Abstract:
The field of artificial intelligence and its paradigms continue to achieve state-of-the-art accuracy in various
tasks. The future of artificial intelligence-based solutions will be populated with smart devices that
require low computational power and inexpensive hardware platforms. Typically, the machine learning
algorithms are complex, iterative, time-consuming, and hence are usually executed on general-purpose
or high-performance computers. The computational engine for inferencing is significantly less complex
than machine learning algorithms. While standard computers can incorporate sophisticated floatingpoint
units (FPU), this is not the case with embedded processors that may host a simplified FPU. On
dedicated inference engines, FPUs may not be possible due to cost (space, power, and speed). To solve
this problem, we focus on efficient algorithms for various building blocks of neural networks. Our approach
starts by introducing the square law that significantly reduces the computation requirements of
machine learning models by eliminating the need for mathematical operators such as exponent, floatingpoint
division, square root, and logarithm. The square law algorithm can reduce computation time on
CPU by 1.3x to 4.3x and on ARM processors by 4x to 169x without hurting the prediction accuracy.

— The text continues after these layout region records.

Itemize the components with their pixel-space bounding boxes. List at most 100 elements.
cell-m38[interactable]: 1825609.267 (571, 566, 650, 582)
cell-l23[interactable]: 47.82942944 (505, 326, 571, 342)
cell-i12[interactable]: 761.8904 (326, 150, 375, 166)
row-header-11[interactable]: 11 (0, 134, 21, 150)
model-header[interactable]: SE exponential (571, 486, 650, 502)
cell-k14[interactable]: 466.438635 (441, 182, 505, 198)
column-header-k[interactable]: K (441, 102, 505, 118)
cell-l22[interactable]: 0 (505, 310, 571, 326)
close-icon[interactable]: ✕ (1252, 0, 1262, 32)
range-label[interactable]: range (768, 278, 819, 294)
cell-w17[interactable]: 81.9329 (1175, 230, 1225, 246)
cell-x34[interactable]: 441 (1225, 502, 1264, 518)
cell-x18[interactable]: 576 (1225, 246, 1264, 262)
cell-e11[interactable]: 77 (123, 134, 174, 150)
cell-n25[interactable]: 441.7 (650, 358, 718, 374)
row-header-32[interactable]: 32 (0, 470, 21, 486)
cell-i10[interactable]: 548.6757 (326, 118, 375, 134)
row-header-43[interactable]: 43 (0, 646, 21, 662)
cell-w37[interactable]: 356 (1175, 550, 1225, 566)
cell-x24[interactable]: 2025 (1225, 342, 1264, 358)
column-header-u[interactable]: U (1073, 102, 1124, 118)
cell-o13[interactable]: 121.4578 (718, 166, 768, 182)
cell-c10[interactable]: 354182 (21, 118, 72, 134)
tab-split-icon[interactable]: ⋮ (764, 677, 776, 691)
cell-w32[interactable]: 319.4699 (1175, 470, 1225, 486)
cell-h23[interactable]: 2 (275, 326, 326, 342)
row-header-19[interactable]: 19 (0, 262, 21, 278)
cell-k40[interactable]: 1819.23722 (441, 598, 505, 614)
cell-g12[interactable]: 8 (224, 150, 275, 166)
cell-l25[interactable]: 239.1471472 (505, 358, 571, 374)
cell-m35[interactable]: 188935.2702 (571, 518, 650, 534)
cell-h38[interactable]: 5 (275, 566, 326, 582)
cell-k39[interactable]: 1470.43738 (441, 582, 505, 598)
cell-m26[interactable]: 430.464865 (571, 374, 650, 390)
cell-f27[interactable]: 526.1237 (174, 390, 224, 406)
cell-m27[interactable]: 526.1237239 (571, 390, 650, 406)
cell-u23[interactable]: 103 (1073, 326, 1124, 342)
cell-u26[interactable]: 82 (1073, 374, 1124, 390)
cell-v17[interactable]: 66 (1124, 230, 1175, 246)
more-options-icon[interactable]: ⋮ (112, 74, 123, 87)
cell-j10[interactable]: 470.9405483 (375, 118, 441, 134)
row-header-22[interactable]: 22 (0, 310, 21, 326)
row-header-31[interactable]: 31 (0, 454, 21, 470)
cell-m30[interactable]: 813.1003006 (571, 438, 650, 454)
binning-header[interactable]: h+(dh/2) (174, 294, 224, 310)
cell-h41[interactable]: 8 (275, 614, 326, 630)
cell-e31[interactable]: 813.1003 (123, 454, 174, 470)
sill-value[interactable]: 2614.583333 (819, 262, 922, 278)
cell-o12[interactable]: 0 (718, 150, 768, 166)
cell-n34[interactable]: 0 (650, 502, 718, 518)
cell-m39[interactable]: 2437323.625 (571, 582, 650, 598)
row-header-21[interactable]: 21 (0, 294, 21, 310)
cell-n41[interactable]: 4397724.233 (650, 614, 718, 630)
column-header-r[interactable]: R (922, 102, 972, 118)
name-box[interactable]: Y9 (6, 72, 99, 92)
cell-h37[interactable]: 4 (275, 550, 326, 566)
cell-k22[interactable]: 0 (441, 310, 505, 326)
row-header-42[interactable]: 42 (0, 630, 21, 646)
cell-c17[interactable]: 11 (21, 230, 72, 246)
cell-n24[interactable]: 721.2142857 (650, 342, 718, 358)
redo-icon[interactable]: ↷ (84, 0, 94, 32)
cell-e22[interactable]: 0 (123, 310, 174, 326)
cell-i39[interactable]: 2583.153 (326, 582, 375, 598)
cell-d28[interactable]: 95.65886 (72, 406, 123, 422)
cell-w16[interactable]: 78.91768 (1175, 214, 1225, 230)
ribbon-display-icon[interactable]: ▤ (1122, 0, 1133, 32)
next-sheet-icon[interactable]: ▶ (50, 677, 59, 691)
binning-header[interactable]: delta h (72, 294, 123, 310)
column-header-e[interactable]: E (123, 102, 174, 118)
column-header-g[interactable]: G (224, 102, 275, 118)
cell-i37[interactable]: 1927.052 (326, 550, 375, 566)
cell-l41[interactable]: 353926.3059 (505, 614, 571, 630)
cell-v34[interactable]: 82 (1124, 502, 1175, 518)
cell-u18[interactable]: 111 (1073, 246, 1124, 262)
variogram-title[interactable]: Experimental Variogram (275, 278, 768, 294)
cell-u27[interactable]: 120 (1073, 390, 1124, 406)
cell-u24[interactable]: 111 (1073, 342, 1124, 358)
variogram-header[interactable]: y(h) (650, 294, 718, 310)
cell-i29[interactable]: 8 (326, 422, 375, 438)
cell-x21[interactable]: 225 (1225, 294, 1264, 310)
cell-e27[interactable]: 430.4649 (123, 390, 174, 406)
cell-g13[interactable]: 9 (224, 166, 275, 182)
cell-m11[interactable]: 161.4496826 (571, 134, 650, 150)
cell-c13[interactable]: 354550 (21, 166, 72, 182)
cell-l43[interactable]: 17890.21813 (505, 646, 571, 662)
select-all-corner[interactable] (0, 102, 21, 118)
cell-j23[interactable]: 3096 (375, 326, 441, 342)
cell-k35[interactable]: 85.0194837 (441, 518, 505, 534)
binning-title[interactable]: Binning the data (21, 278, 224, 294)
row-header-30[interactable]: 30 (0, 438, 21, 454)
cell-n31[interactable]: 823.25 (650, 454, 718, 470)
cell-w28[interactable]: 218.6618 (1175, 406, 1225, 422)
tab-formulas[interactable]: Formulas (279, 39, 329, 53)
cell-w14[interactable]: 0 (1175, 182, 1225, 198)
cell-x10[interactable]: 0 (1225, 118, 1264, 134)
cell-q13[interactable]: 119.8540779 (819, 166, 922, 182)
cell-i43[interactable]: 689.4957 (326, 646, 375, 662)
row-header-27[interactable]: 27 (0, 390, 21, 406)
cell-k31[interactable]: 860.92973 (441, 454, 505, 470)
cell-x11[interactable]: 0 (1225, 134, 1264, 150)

We also discovered that square law can be applied across a wide variety of machine learning building
blocks. We propose distinct technologies to make a complete neural network on a chip. The square
law-based solutions use standard digital building blocks and can be implemented on ASICs or FPGAs.
On ASIC platform, our algorithm records area efficiency (throughput per gate) of 1.79x to 3.75x over
baselines without hurting the prediction accuracy.